CHAP. IV.
From the Ninth, to the Tenth Article: Containing what the Doctor Heard and Read at St. Omers.
THis is a long Chapter, an Oglio dressed by the same Cook without any variety, wherein as he proceeds according to his former method, the Answers will be the more ready at hand. It is averr'd by no meaner a per∣son than Casaubon, a man of great Learning and unspotted reputation, that a Jesuit in France, with his own mouth, asserted to him, That if Iesus Christ were again upon earth, lyable to death, as he was, and any one should reveal to him as his Confessour, that he had a design to kill him; before he would reveal that Confession, he would suffer Christ to be murther'd. In the same manner, we may as well believe, that the Vindicator and his trayterous Brood, bred up in the same blasphemous principles, so positive in the denyal and evading such apparent Truths, and so notoriously prov'd in so many publick Courts of National Judicature, would deny the very being and coming into the world of that eternal Deity whose Name and Order they profess, were it for their disadvantage to allow it.
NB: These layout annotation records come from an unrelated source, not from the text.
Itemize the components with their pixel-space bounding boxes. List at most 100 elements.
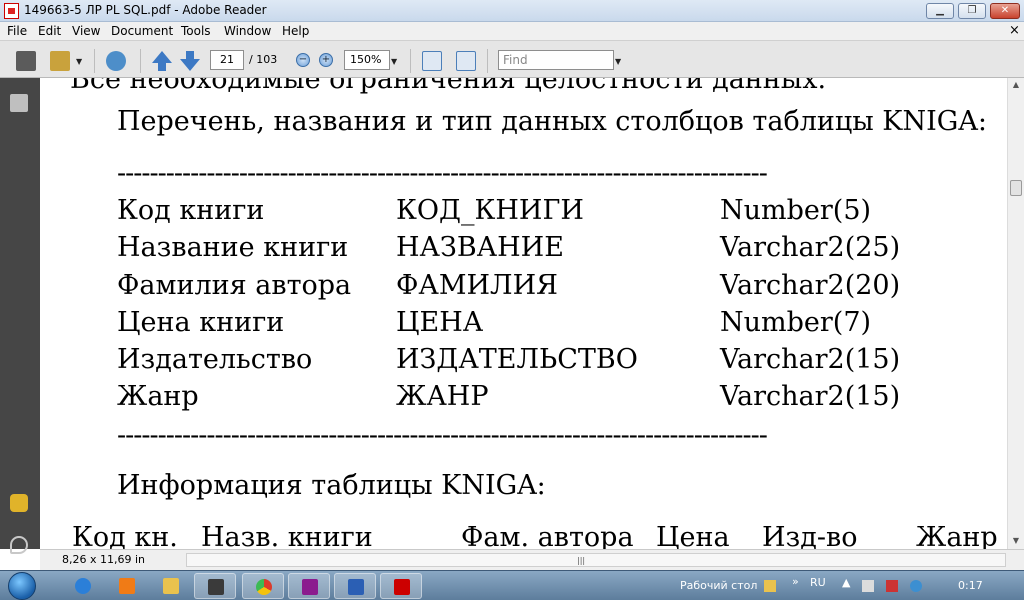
share-icon[interactable] xyxy=(50,51,70,71)
table-cell: Код книги xyxy=(117,195,265,226)
security-icon[interactable] xyxy=(886,580,898,592)
fit-width-icon[interactable] xyxy=(422,51,442,71)
zoom-out-button[interactable]: − xyxy=(296,53,310,67)
menu-edit[interactable]: Edit xyxy=(38,24,61,38)
info-header-cell: Цена xyxy=(656,522,730,549)
doc-heading-columns: Перечень, названия и тип данных столбцов… xyxy=(117,106,987,137)
arrow-down-icon[interactable] xyxy=(180,51,200,71)
taskbar: Рабочий стол » RU ▲ 0:17 xyxy=(0,570,1024,600)
maximize-button[interactable]: ❐ xyxy=(958,3,986,19)
taskbar-word[interactable] xyxy=(334,573,376,599)
scroll-up-icon[interactable]: ▲ xyxy=(1010,80,1022,89)
find-input[interactable]: Find xyxy=(498,50,614,70)
toolbar: ▼ 21 / 103 − + 150% ▼ Find ▼ xyxy=(0,40,1024,78)
zoom-level-input[interactable]: 150% xyxy=(344,50,390,70)
network-icon[interactable] xyxy=(862,580,874,592)
minimize-button[interactable]: ▁ xyxy=(926,3,954,19)
table-cell: ИЗДАТЕЛЬСТВО xyxy=(396,344,638,375)
ie-icon xyxy=(75,578,91,594)
chevron-down-icon[interactable]: ▼ xyxy=(391,57,397,66)
table-cell: Название книги xyxy=(117,232,349,263)
scroll-grip-icon[interactable]: ||| xyxy=(577,556,585,565)
close-button[interactable]: ✕ xyxy=(990,3,1020,19)
browser-icon xyxy=(256,579,272,595)
document-view[interactable]: Все необходимые ограничения целостности … xyxy=(40,78,1007,549)
word-icon xyxy=(348,579,364,595)
taskbar-media[interactable] xyxy=(106,573,148,599)
table-cell: Varchar2(15) xyxy=(720,381,901,412)
table-cell: Цена книги xyxy=(117,307,285,338)
taskbar-ie[interactable] xyxy=(62,573,104,599)
table-cell: КОД_КНИГИ xyxy=(396,195,584,226)
table-cell: Number(5) xyxy=(720,195,872,226)
info-header-cell: Назв. книги xyxy=(201,522,373,549)
taskbar-adobe-reader[interactable] xyxy=(380,573,422,599)
page-number-input[interactable]: 21 xyxy=(210,50,244,70)
doc-separator: ----------------------------------------… xyxy=(117,158,768,189)
toolbar-separator xyxy=(487,49,488,73)
info-header-cell: Код кн. xyxy=(72,522,178,549)
toolbar-separator xyxy=(94,49,95,73)
taskbar-chrome[interactable] xyxy=(242,573,284,599)
page-total: / 103 xyxy=(249,53,278,66)
chevron-down-icon[interactable]: ▼ xyxy=(615,57,621,66)
table-cell: Varchar2(25) xyxy=(720,232,901,263)
taskbar-save-app[interactable] xyxy=(288,573,330,599)
paperclip-icon[interactable] xyxy=(10,536,28,554)
menu-bar: File Edit View Document Tools Window Hel… xyxy=(0,22,1024,40)
vertical-scrollbar[interactable]: ▲ ▼ xyxy=(1007,78,1024,549)
toolbar-separator xyxy=(410,49,411,73)
table-cell: НАЗВАНИЕ xyxy=(396,232,564,263)
menu-tools[interactable]: Tools xyxy=(181,24,211,38)
menu-window[interactable]: Window xyxy=(224,24,271,38)
language-indicator[interactable]: RU xyxy=(810,576,826,589)
menu-file[interactable]: File xyxy=(7,24,27,38)
doc-heading-info: Информация таблицы KNIGA: xyxy=(117,470,546,501)
desktop-toolbar-label[interactable]: Рабочий стол xyxy=(680,579,757,592)
table-cell: ФАМИЛИЯ xyxy=(396,270,558,301)
pdf-app-icon xyxy=(4,3,19,19)
table-cell: Number(7) xyxy=(720,307,872,338)
collaborate-icon[interactable] xyxy=(106,51,126,71)
info-header-cell: Изд-во xyxy=(762,522,858,549)
navigation-panel xyxy=(0,78,40,554)
window-title: 149663-5 ЛР PL SQL.pdf - Adobe Reader xyxy=(24,3,267,17)
table-cell: ЦЕНА xyxy=(396,307,484,338)
table-cell: Varchar2(20) xyxy=(720,270,901,301)
menu-help[interactable]: Help xyxy=(282,24,309,38)
info-header-cell: Фам. автора xyxy=(461,522,634,549)
pages-icon[interactable] xyxy=(10,94,28,112)
horizontal-scrollbar[interactable]: ||| xyxy=(186,553,1006,567)
taskbar-explorer[interactable] xyxy=(150,573,192,599)
show-hidden-icons[interactable]: ▲ xyxy=(842,576,850,589)
printer-icon[interactable] xyxy=(16,51,36,71)
toolbar-chevron-icon[interactable]: » xyxy=(792,575,799,588)
comments-icon[interactable] xyxy=(10,494,28,512)
close-document-icon[interactable]: × xyxy=(1009,23,1020,38)
chevron-down-icon[interactable]: ▼ xyxy=(76,57,82,66)
arrow-up-icon[interactable] xyxy=(152,51,172,71)
table-cell: ЖАНР xyxy=(396,381,489,412)
table-cell: Издательство xyxy=(117,344,313,375)
toolbar-separator xyxy=(140,49,141,73)
desktop-folder-icon[interactable] xyxy=(764,580,776,592)
doc-partial-line: Все необходимые ограничения целостности … xyxy=(70,78,827,95)
title-bar: 149663-5 ЛР PL SQL.pdf - Adobe Reader ▁ … xyxy=(0,0,1024,22)
scroll-thumb[interactable] xyxy=(1010,180,1022,196)
menu-document[interactable]: Document xyxy=(111,24,173,38)
menu-view[interactable]: View xyxy=(72,24,100,38)
folder-icon xyxy=(163,578,179,594)
table-cell: Фамилия автора xyxy=(117,270,352,301)
table-cell: Жанр xyxy=(117,381,199,412)
clock[interactable]: 0:17 xyxy=(958,579,983,592)
scroll-down-icon[interactable]: ▼ xyxy=(1010,536,1022,545)
fit-page-icon[interactable] xyxy=(456,51,476,71)
info-header-cell: Жанр xyxy=(916,522,998,549)
save-icon xyxy=(302,579,318,595)
page-size-readout: 8,26 x 11,69 in xyxy=(62,553,146,566)
taskbar-app[interactable] xyxy=(194,573,236,599)
adobe-reader-icon xyxy=(394,579,410,595)
start-button[interactable] xyxy=(8,572,36,600)
update-icon[interactable] xyxy=(910,580,922,592)
zoom-in-button[interactable]: + xyxy=(319,53,333,67)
The Vindicator's conceit of his strength, and his fond belief that men of reason will believe his Contradictions, because he asserts 'em, and confirms 'em by the attestations of men involv'd in the same guilt, does but help to ruine his Papal Chimera; and those swarms of Clamours, Contumelies and Calumnies, which he calls Lyes, Contradictions and Perjuries, will in the end sting his Vindication to death. For Vindicators losing their end, like bad Surgeons, by their ill-applied Plaisters, rather inflame and fester, then asswage and heal. And indeed I might well enough conclude, as having shewn the Reader, plainly enough, the proportion of this Hercules, by what his puny Arguments have hitherto been; but we are forc'd to follow him step by step, as he does the Narrative, and to humour the Fool in his folly, to prevent the Coxcombs crowing upon his own Dunghil of St. Omers.
Observe then how this Infidel of Truth proceeds.
He denies that Strange, and Nine other Iesuits wrote a Letter to Ashby▪ that they had an intent to stab the King, &c.